Guns and butter
Yesterday there was a shooting spree at Virginia Tech. I don’t need to link to it — you’ve already heard about it. And been depressed by it. And today the polarized camps of “take away the guns” vs. “I have a right to bear arms” are once again all over the internet, still locked into their positions.
My position is somewhere in the middle. (But then, that’s where I think most sensible positions on most things are — somewhere between the polarized positions.) I was raised by gun owners and gun users and was one myself and I don’t recall any of us ever shooting anyone. Not for fun or sport, not out of dementia. In most ways, though, we were (and are) responsible people, so we also didn’t run a meth lab or produce child pornography in the basement or plunder savings and loans and bill the government for our reckless greed.

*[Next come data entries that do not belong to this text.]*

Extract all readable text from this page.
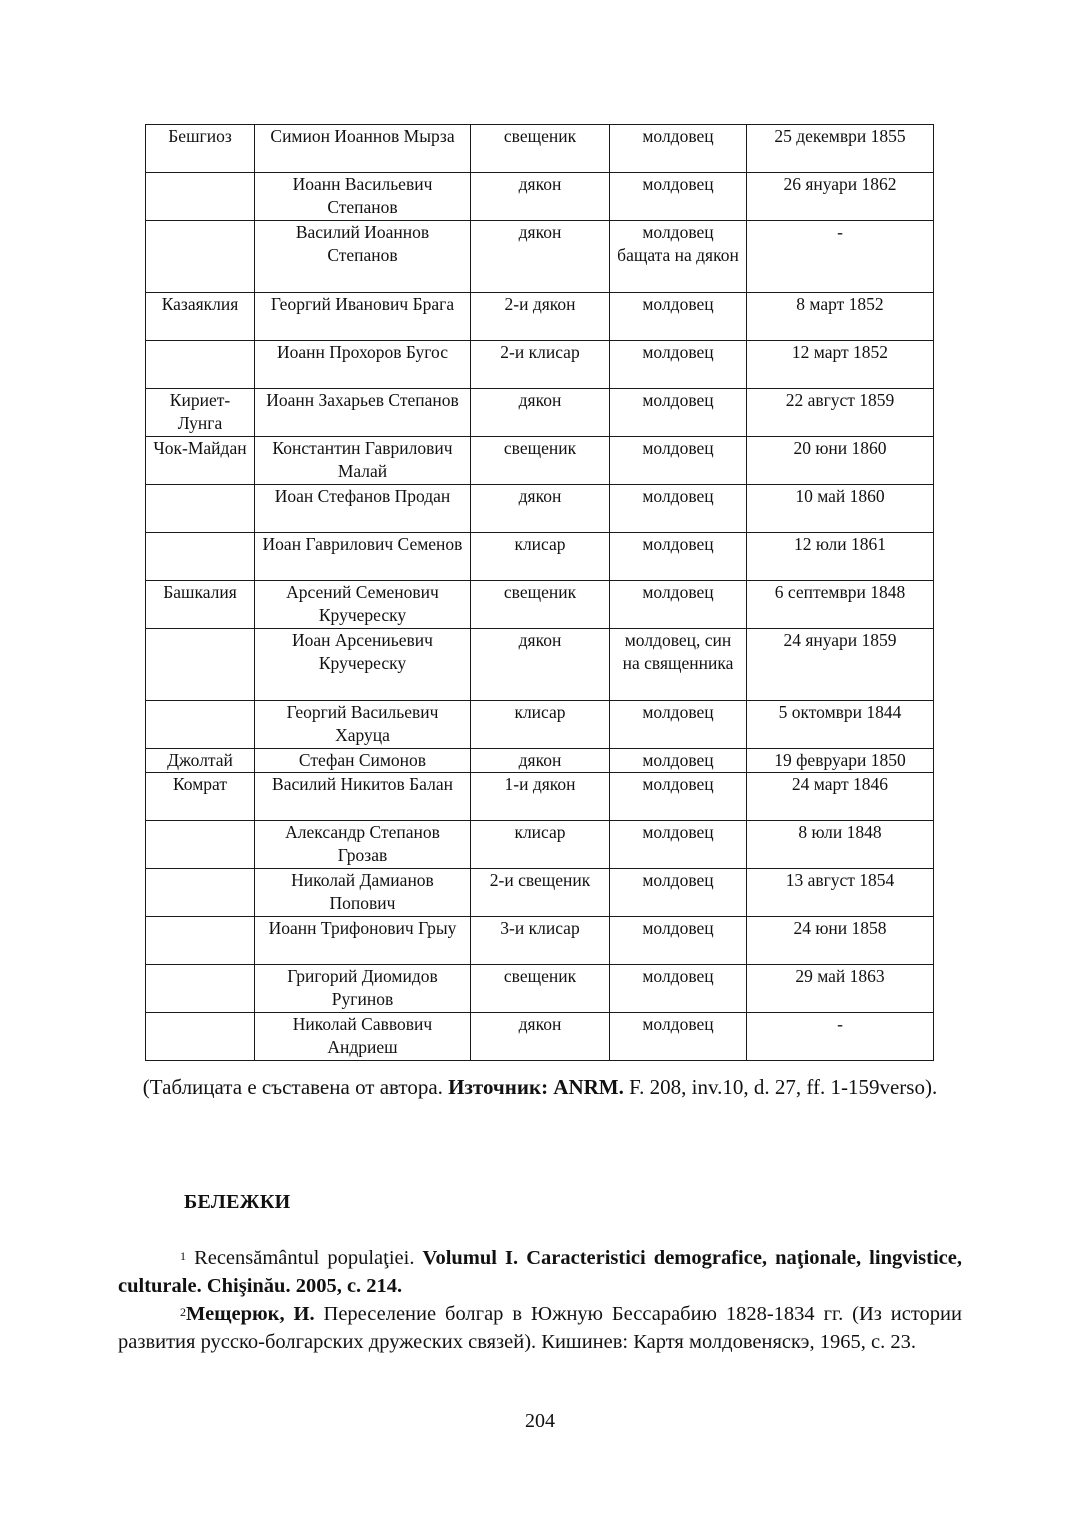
Бешгиоз	Симион Иоаннов Мырза	свещеник	молдовец	25 декември 1855
	Иоанн Васильевич Степанов	дякон	молдовец	26 януари 1862
	Василий Иоаннов Степанов	дякон	молдовец бащата на дякон	-
Казаяклия	Георгий Иванович Брага	2-и дякон	молдовец	8 март 1852
	Иоанн Прохоров Бугос	2-и клисар	молдовец	12 март 1852
Кириет-Лунга	Иоанн Захарьев Степанов	дякон	молдовец	22 август 1859
Чок-Майдан	Константин Гаврилович Малай	свещеник	молдовец	20 юни 1860
	Иоан Стефанов Продан	дякон	молдовец	10 май 1860
	Иоан Гаврилович Семенов	клисар	молдовец	12 юли 1861
Башкалия	Арсений Семенович Кручереску	свещеник	молдовец	6 септември 1848
	Иоан Арсениьевич Кручереску	дякон	молдовец, син на священника	24 януари 1859
	Георгий Васильевич Харуца	клисар	молдовец	5 октомври 1844
Джолтай	Стефан Симонов	дякон	молдовец	19 февруари 1850
Комрат	Василий Никитов Балан	1-и дякон	молдовец	24 март 1846
	Александр Степанов Грозав	клисар	молдовец	8 юли 1848
	Николай Дамианов Попович	2-и свещеник	молдовец	13 август 1854
	Иоанн Трифонович Грыу	3-и клисар	молдовец	24 юни 1858
	Григорий Диомидов Ругинов	свещеник	молдовец	29 май 1863
	Николай Саввович Андриеш	дякон	молдовец	-
(Таблицата е съставена от автора. Източник: ANRM. F. 208, inv.10, d. 27, ff. 1-159verso).
БЕЛЕЖКИ
$^1$ Recensământul populaţiei. Volumul I. Caracteristici demografice, naţionale, lingvistice, culturale. Chişinău. 2005, c. 214.
$^2$Мещерюк, И. Переселение болгар в Южную Бессарабию 1828-1834 гг. (Из истории развития русско-болгарских дружеских связей). Кишинев: Картя молдовеняскэ, 1965, с. 23.
204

I realize that not everyone can make these claims, and that laws exist to protect us from the irresponsible people, not the responsible people.
I don’t have much to add with regard to the gun “debate” — as much as there is a true debate — except this:
- I don’t trust people who make their living being in either camp. That’s their butter in what is a guns and butter debate.
- No matter what anyone in the bluest areas of the country think, no one is going to be able to round up all the guns in this country. There are dozens of millions of them. We’d better find better ways to live with them, and we would do better to limit the extremely crazy varieties (like automatic weapons that would leave nothing of Bambi’s mother behind to cook).